Grüne Ideale und Realpolitik - dass das nicht immer zusammenpasst, bekommen Hessens Grüne derzeit stark zu spüren. Der Lückenschluss der A49 und die damit verbundenen Rodungen im Dannenröder Forst sorgen innerhalb der Partei seit Wochen für heftige Diskussionen - so auch am Samstag auf der coronabedingt ins Internet verlegten Landesmitgliederversammlung.

Einige Parteimitglieder warfen der Parteispitze vor, sich zu wenig gegen das Autobahnprojekt zu wehren. "Unsere Partei wird geschwächt", war da von Mitglied Gerhard Keller zu hören, "vom Landesvorstand, der sich gerade wieder unglaubwürdig verhalten hat gegenüber den Naturschützern und gegenüber den Verbänden und Aktivisten. Und die Partei wird geschwächt durch Minister, die ihren Handlungsspielraum nicht vollständig ausschöpfen."

Al-Wazir: Verstehe alle, denen "das Herz blutet"

Mehrere Anträge zum Thema A49 wurden gestellt, darunter auch einer, der das Ende der schwarz-grünen Koalition forderte, sollte kein Baustopp durchgesetzt werden können. Wirtschaftsminister Tarek Al-Wazir (Grüne) hielt den Kritikern dagegen, nur der Bund könnte das Projekt stoppen, nicht das Bundesland. "Ich ärgere mich darüber, dass ich eine Autobahn fertigbauen muss, die ich nie bauen wollte." Er verstehe alle, denen bei den Bildern von den Baumfällungen für die Autobahn "das Herz blutet".

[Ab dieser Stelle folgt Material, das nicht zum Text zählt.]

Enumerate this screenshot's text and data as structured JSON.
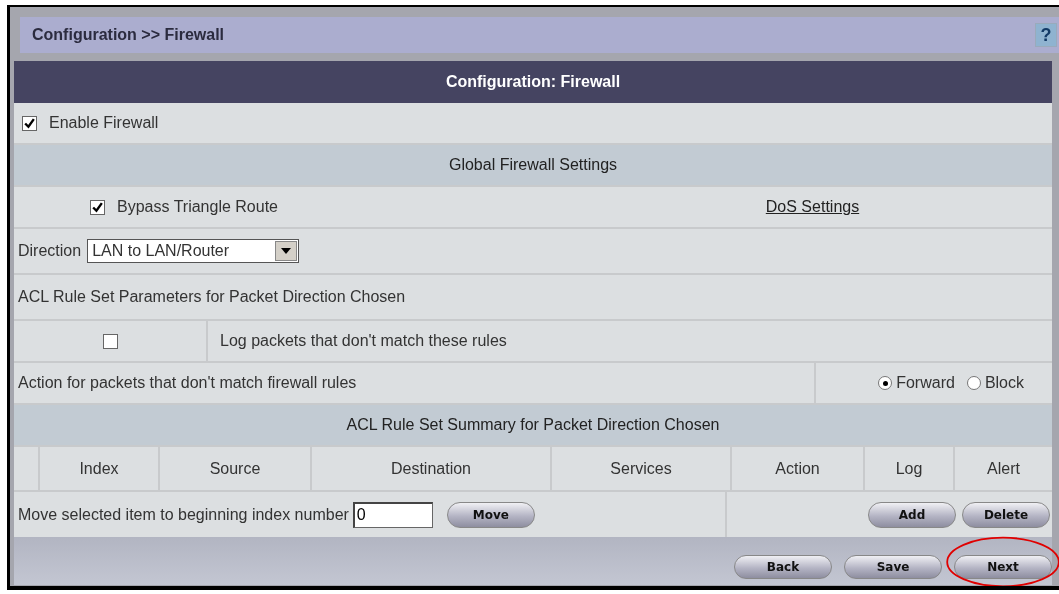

Am Ende setzte sich die Parteispitze mit ihrem Antrag durch - mit 407 Ja- und 53 Nein-Stimmen bei 39 Enthaltungen. Darin distanzieren sich die Grünen inhaltlich von dem Bau der Autobahn. Diesen halte man "weiterhin für falsch und explizit im Widerspruch zu unseren Vorstellungen einer ökologischen und klimafreundlichen Verkehrswende", so der Antrag. Zudem unterstütze man den Antrag der grünen Bundestagsabgeordneten für ein Moratorium zum Bau der A49. Ein entsprechender Antrag wurde allerdings bereits vom Bundestag abgelehnt.

Der Antrag, der in letzter Konsequenz ein Koalitionsende gefordert hatte wenn es zu keinem Rodungs-Moratorium komme, bekam bei einem ersten Stimmungsbild 94 Stimmen. Damit fiel er später aus dem Rennen.

Kritik von Greenpeace

Die hessischen Grünen stehen bei Umweltaktivisten in der Kritik, weil sie als Koalitionspartner in der schwarz-grünen Landesregierung das Verkehrsprojekt aufgrund der geltenden Gesetzeslage mittragen. Bei den Rodungen gab es schon mehrmals Zusammenstöße zwischen Demonstranten und der Polizei.

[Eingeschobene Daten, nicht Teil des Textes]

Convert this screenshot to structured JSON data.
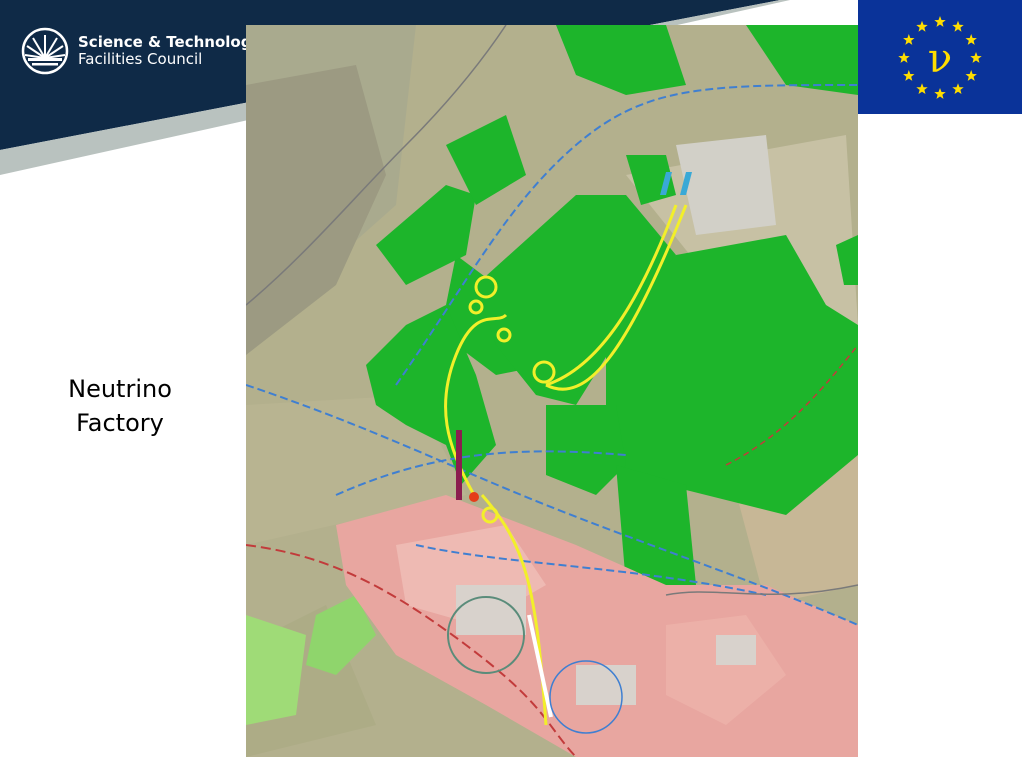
{
  "header": {
    "org_name_line1": "Science & Technology",
    "org_name_line2": "Facilities Council",
    "band_color": "#0f2a47",
    "stripe_color": "#b9c2bf",
    "eu_badge": {
      "background": "#0a3399",
      "star_color": "#ffde00",
      "symbol": "ν"
    }
  },
  "slide": {
    "title_line1": "Neutrino",
    "title_line2": "Factory"
  },
  "map": {
    "content": "aerial-site-plan",
    "colors": {
      "field": "#b3b08d",
      "forest": "#1db52b",
      "urban": "#e8a6a0",
      "facility_rings": "#f2ef2a",
      "roads": "#3f7fd1",
      "border": "#c23b3b"
    }
  }
}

Die Umweltschutzorganisation Greenpeace hatte am Samstag noch vor Beginn des Grünen-Parteitags eine rechtliche Analyse veröffentlicht, wonach die schwarz-grüne Landesregierung die "Waldzerstörung" für die A49 sehr wohl noch stoppen könne. Noch seien wichtige umweltrechtliche Fragen offen, etwa wie sich der Bau der Autobahn samt der nötigen Rodung auf das Grundwasser auswirke. Solange nicht nachgewiesen sei, dass das Wasserrecht eingehalten werde, könne die Landesregierung Rodung und Bau noch stoppen.

Regie in Karbener TV-Studio

Die Ziele zur Kommunalwahl im März 2021 waren weit weniger umstritten. Die Grünen-Landesvorsitzenden Sigrid Erfurth und Philip Krämer hatten für die Partei zum Ziel erklärt, bei den Kommunalwahlen stärkste Kraft in den Großstädten zu werden und landesweit den zweiten Platz zu erreichen.

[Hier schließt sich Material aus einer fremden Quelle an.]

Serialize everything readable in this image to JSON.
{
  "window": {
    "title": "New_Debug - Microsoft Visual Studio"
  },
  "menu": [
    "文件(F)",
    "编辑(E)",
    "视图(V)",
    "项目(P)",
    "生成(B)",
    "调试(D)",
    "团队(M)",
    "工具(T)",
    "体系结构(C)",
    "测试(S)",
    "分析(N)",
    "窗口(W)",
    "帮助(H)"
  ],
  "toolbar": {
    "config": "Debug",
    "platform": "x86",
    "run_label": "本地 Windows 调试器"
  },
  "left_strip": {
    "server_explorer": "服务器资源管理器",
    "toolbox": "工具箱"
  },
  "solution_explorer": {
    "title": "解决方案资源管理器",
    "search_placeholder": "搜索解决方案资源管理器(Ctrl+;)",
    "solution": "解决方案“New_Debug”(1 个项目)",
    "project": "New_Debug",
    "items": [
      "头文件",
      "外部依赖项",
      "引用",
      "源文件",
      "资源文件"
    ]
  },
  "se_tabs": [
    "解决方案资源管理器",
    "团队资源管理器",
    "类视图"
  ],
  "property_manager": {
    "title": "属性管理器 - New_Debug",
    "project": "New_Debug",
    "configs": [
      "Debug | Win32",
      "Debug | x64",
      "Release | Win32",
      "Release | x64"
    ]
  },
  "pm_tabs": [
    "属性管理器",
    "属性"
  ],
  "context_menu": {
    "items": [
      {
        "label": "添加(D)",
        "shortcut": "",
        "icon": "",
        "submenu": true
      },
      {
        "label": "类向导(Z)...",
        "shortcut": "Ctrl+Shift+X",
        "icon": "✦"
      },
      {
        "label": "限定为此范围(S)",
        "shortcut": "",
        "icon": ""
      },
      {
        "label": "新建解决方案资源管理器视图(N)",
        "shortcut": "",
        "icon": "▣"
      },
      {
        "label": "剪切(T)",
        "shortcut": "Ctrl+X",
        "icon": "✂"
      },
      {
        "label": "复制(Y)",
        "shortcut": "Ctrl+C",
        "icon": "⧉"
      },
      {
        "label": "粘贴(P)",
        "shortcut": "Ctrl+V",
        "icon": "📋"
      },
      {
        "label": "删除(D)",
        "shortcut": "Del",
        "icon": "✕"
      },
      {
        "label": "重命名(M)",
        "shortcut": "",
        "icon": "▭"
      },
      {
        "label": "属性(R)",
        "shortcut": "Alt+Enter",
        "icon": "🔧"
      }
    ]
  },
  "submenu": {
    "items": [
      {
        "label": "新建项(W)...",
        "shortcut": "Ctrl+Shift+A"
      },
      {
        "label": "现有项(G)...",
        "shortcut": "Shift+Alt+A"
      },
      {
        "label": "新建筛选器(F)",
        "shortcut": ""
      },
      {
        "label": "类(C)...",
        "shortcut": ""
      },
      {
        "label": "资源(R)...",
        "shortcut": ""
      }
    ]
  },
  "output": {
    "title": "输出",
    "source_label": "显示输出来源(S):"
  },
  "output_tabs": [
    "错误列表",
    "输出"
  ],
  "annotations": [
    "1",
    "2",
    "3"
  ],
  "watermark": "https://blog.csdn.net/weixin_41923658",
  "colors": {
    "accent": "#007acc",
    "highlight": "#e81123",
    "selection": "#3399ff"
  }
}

Technisch organisiert wurde die Veranstaltung der Grünen von Karben (Wetterau) aus, dem Sitz des Dienstleisters. Dort kam der Landesvorstand unter Corona-Bedingungen in einer Art TV-Studio zusammen. Da in Hessen als einzigem Landesverband bundesweit noch das Mitgliederprinzip gilt, konnten theoretisch alle Parteimitglieder digital teilnehmen. Anfänglich "immer so rund 700" der fast 8.000 hessischen Mitglieder machten dies auch am Samstag laut der Sprecherin, wohl meist von zu Hause aus.